Setelah puluhan tahun saya baru membukanya kembali kemarin. Banyak cerita yang dapat kita petik dari setiap lembar prangko. Bukan saja bagaimana kita mendapatkan prangko-prangko tersebut, tapi juga dari gambar-gambar yang terukir dalam setiap lembar prangko.
Memang prangko dicetak bukan sekedar untuk keperluan surat-menyurat tetapi kadangkala dimaksudkan untuk menandai suatu peristiwa penting tertentu. Bisa dibilang semacam prasasti.
Prangko yang dicetak secara reguler biasanya kepala negara.
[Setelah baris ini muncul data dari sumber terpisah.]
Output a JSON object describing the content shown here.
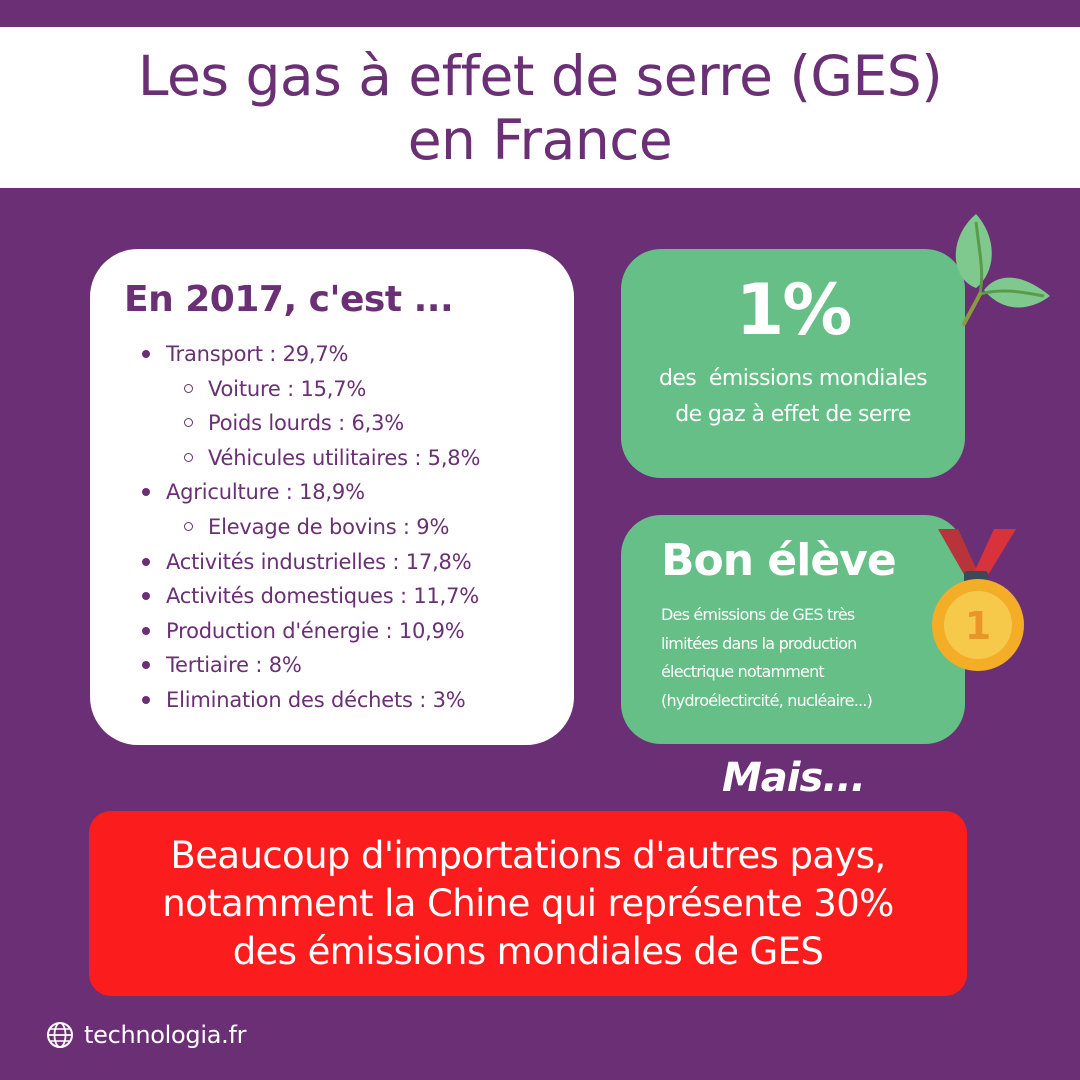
{
  "title": {
    "line1": "Les gas à effet de serre (GES)",
    "line2": "en France"
  },
  "breakdown": {
    "heading": "En 2017, c'est ...",
    "items": [
      {
        "label": "Transport : 29,7%",
        "level": 1
      },
      {
        "label": "Voiture : 15,7%",
        "level": 2
      },
      {
        "label": "Poids lourds : 6,3%",
        "level": 2
      },
      {
        "label": "Véhicules utilitaires : 5,8%",
        "level": 2
      },
      {
        "label": "Agriculture : 18,9%",
        "level": 1
      },
      {
        "label": "Elevage de bovins : 9%",
        "level": 2
      },
      {
        "label": "Activités industrielles : 17,8%",
        "level": 1
      },
      {
        "label": "Activités domestiques : 11,7%",
        "level": 1
      },
      {
        "label": "Production d'énergie : 10,9%",
        "level": 1
      },
      {
        "label": "Tertiaire : 8%",
        "level": 1
      },
      {
        "label": "Elimination des déchets : 3%",
        "level": 1
      }
    ]
  },
  "world_share": {
    "value": "1%",
    "desc_line1": "des  émissions mondiales",
    "desc_line2": "de gaz à effet de serre"
  },
  "good_student": {
    "title": "Bon élève",
    "desc_line1": "Des émissions de GES très",
    "desc_line2": "limitées dans la production",
    "desc_line3": "électrique notamment",
    "desc_line4": "(hydroélectircité, nucléaire...)",
    "medal_number": "1"
  },
  "mais": "Mais...",
  "imports": {
    "line1": "Beaucoup d'importations d'autres pays,",
    "line2": "notamment la Chine qui représente 30%",
    "line3": "des émissions mondiales de GES"
  },
  "footer": {
    "icon": "globe-icon",
    "site": "technologia.fr"
  },
  "colors": {
    "background": "#6a2f74",
    "green": "#65bf87",
    "red": "#fb1d1d"
  }
}
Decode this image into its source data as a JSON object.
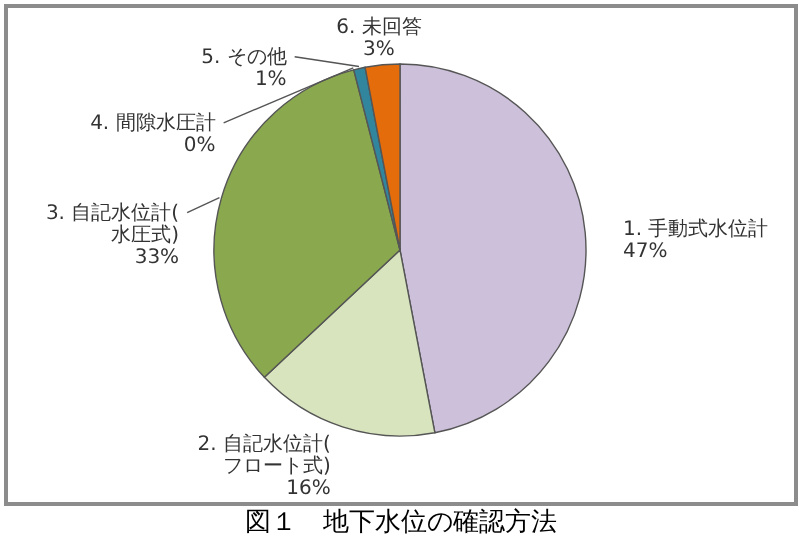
{
  "chart_data": {
    "type": "pie",
    "title": "図１　地下水位の確認方法",
    "categories": [
      "1. 手動式水位計",
      "2. 自記水位計(フロート式)",
      "3. 自記水位計(水圧式)",
      "4. 間隙水圧計",
      "5. その他",
      "6. 未回答"
    ],
    "values": [
      47,
      16,
      33,
      0,
      1,
      3
    ],
    "colors": [
      "#ccc0da",
      "#d7e4bd",
      "#8aa84e",
      "#1f497d",
      "#31859c",
      "#e46c0a"
    ],
    "value_labels": [
      "47%",
      "16%",
      "33%",
      "0%",
      "1%",
      "3%"
    ]
  }
}
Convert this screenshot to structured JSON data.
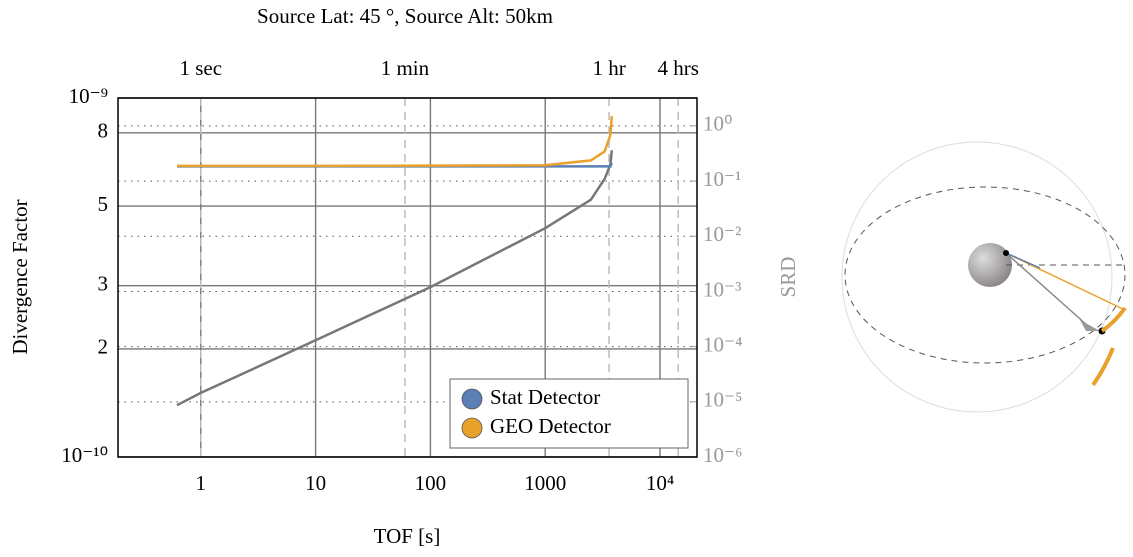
{
  "chart_data": {
    "type": "line",
    "title": "Source Lat: 45 °, Source Alt: 50km",
    "xlabel": "TOF [s]",
    "ylabel": "Divergence Factor",
    "y2label": "SRD",
    "xscale": "log",
    "yscale": "log",
    "y2scale": "log",
    "xlim": [
      0.19,
      21000
    ],
    "ylim": [
      1e-10,
      1e-09
    ],
    "y2lim": [
      1e-06,
      3.2
    ],
    "xticks": [
      1,
      10,
      100,
      1000,
      {
        "value": 10000,
        "label": "10⁴"
      }
    ],
    "x2ticks": [
      {
        "value": 1,
        "label": "1 sec"
      },
      {
        "value": 60,
        "label": "1 min"
      },
      {
        "value": 3600,
        "label": "1 hr"
      },
      {
        "value": 14400,
        "label": "4 hrs"
      }
    ],
    "yticks": [
      {
        "value": 1e-10,
        "label": "10⁻¹⁰"
      },
      {
        "value": 2e-10,
        "label": "2"
      },
      {
        "value": 3e-10,
        "label": "3"
      },
      {
        "value": 5e-10,
        "label": "5"
      },
      {
        "value": 8e-10,
        "label": "8"
      },
      {
        "value": 1e-09,
        "label": "10⁻⁹"
      }
    ],
    "y2ticks": [
      {
        "value": 1e-06,
        "label": "10⁻⁶"
      },
      {
        "value": 1e-05,
        "label": "10⁻⁵"
      },
      {
        "value": 0.0001,
        "label": "10⁻⁴"
      },
      {
        "value": 0.001,
        "label": "10⁻³"
      },
      {
        "value": 0.01,
        "label": "10⁻²"
      },
      {
        "value": 0.1,
        "label": "10⁻¹"
      },
      {
        "value": 1,
        "label": "10⁰"
      }
    ],
    "grid": true,
    "legend": "lower right",
    "x": [
      0.62,
      1,
      10,
      100,
      1000,
      2500,
      3300,
      3700,
      3800
    ],
    "series": [
      {
        "color": "#777777",
        "axis": "y2",
        "values": [
          8.7e-06,
          1.45e-05,
          0.00013,
          0.0012,
          0.014,
          0.046,
          0.11,
          0.2,
          0.36
        ]
      },
      {
        "name": "Stat Detector",
        "color": "#5b7fb5",
        "values": [
          6.45e-10,
          6.45e-10,
          6.45e-10,
          6.45e-10,
          6.45e-10,
          6.45e-10,
          6.45e-10,
          6.45e-10,
          6.6e-10
        ]
      },
      {
        "name": "GEO Detector",
        "color": "#e8a12a",
        "values": [
          6.47e-10,
          6.47e-10,
          6.47e-10,
          6.48e-10,
          6.5e-10,
          6.7e-10,
          7.1e-10,
          7.9e-10,
          8.9e-10
        ]
      }
    ]
  }
}
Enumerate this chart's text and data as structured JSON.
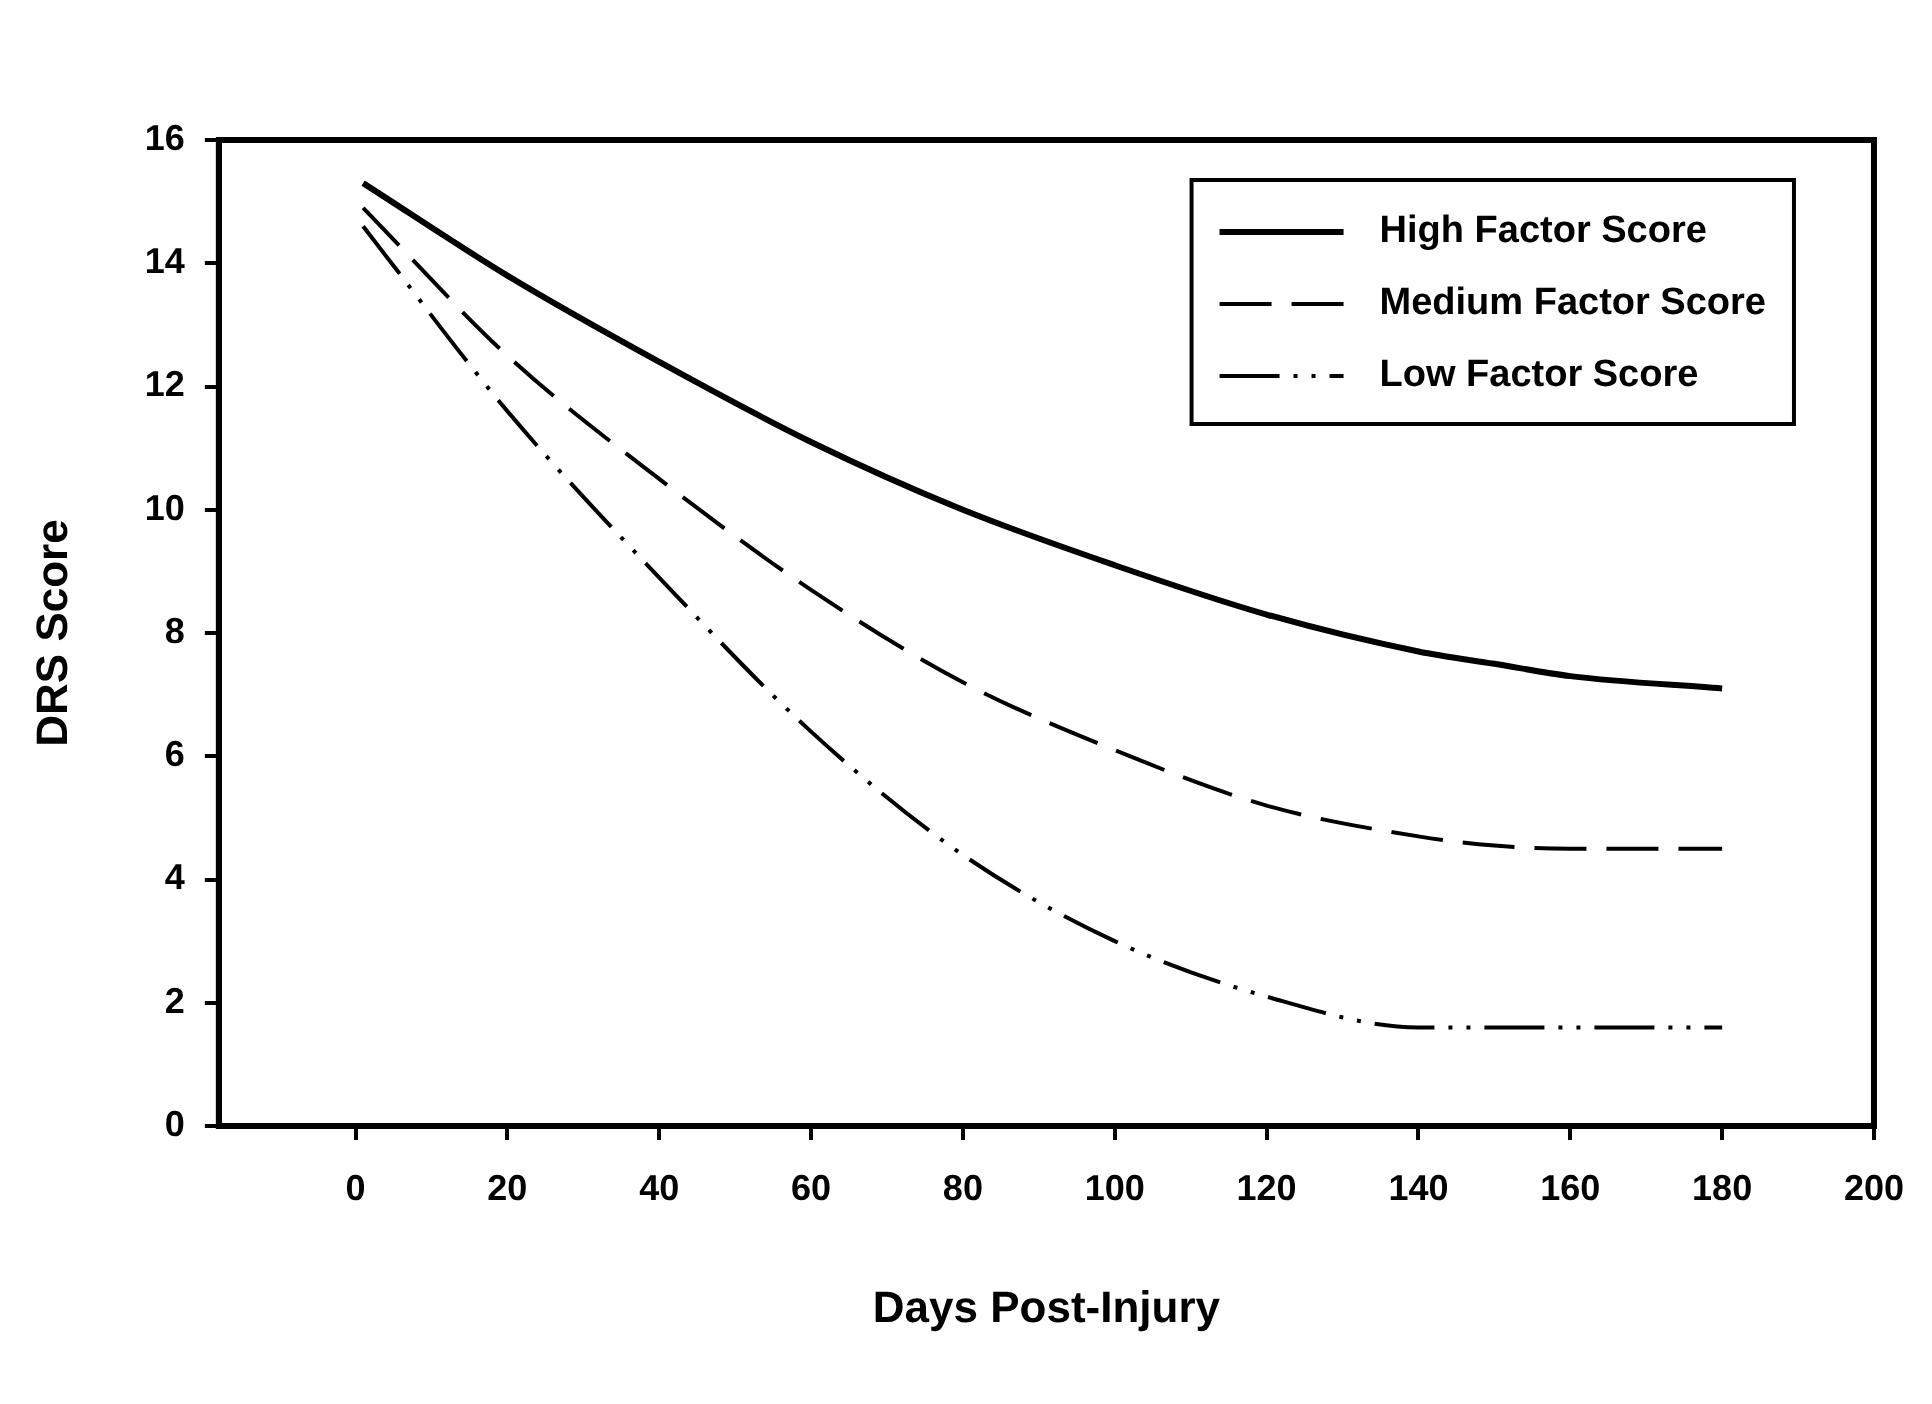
{
  "chart_data": {
    "type": "line",
    "xlabel": "Days Post-Injury",
    "ylabel": "DRS Score",
    "x": [
      1,
      20,
      40,
      60,
      80,
      100,
      120,
      140,
      150,
      160,
      180
    ],
    "series": [
      {
        "name": "High Factor Score",
        "color": "#000000",
        "line_style": "solid",
        "values": [
          15.3,
          13.8,
          12.4,
          11.1,
          10.0,
          9.1,
          8.3,
          7.7,
          7.5,
          7.3,
          7.1
        ]
      },
      {
        "name": "Medium Factor Score",
        "color": "#000000",
        "line_style": "dashed",
        "values": [
          14.9,
          12.5,
          10.5,
          8.7,
          7.2,
          6.1,
          5.2,
          4.7,
          4.55,
          4.5,
          4.5
        ]
      },
      {
        "name": "Low Factor Score",
        "color": "#000000",
        "line_style": "dotted",
        "values": [
          14.6,
          11.6,
          8.9,
          6.4,
          4.4,
          3.0,
          2.1,
          1.6,
          1.6,
          1.6,
          1.6
        ]
      }
    ],
    "xlim": [
      -18,
      200
    ],
    "xticks": [
      0,
      20,
      40,
      60,
      80,
      100,
      120,
      140,
      160,
      180,
      200
    ],
    "ylim": [
      0,
      16
    ],
    "yticks": [
      0,
      2,
      4,
      6,
      8,
      10,
      12,
      14,
      16
    ],
    "grid": false,
    "legend": "top right",
    "marker": "none"
  }
}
Saya sempat mempunyai prangko bergambar presiden Soekarno. Soeharto dan Gus Dur.Â
Presiden-presiden setelahnya saya tidak tahu apakah sudah diabadikan dalam prangko atau belum. Maklum sekarang komunikasi dengan model surat-menyurat sudah ditinggalkan orang.
Dalam prangko di atas kita bisa mendapatkan banyak cerita tentunya. Misalnya tentang harga prangko-prangko tersebut. Prangko bergambar presiden Soekarno harganya Rp.1, 00 (satu rupiah).
Harga prangko bergambar presiden Soeharto yang terbit tahun 1993 adalah Rp.150,00 (seratus lima puluh rupiah). Sementara prangko bergambar presiden K.H Abdurahman Wahid seharga Rp. 1.000, 00 (seribu rupiah).
Khusus prangko Gus Dur ada yang unik. Prangko dicetak tidak seperti biasanya. Ternyata ini juga pernah dilakukan oleh Pos dan Giro ketika menerbitkan prangko seri beragam flora sebagai salah satu kekayaan bangsa Indonesia.
Masih banyak cerita lain tentunya kalau kita mau mengulik cerita dari tiap lembar prangko. Ada lambang daerah untuk tiap-tiap provinsi (waktu itu masih 27), prangko seri pakain adat dan tarian adat dan masih banyak lagi seri-seri prangko yang diterbitkan oleh Pos dan Giro.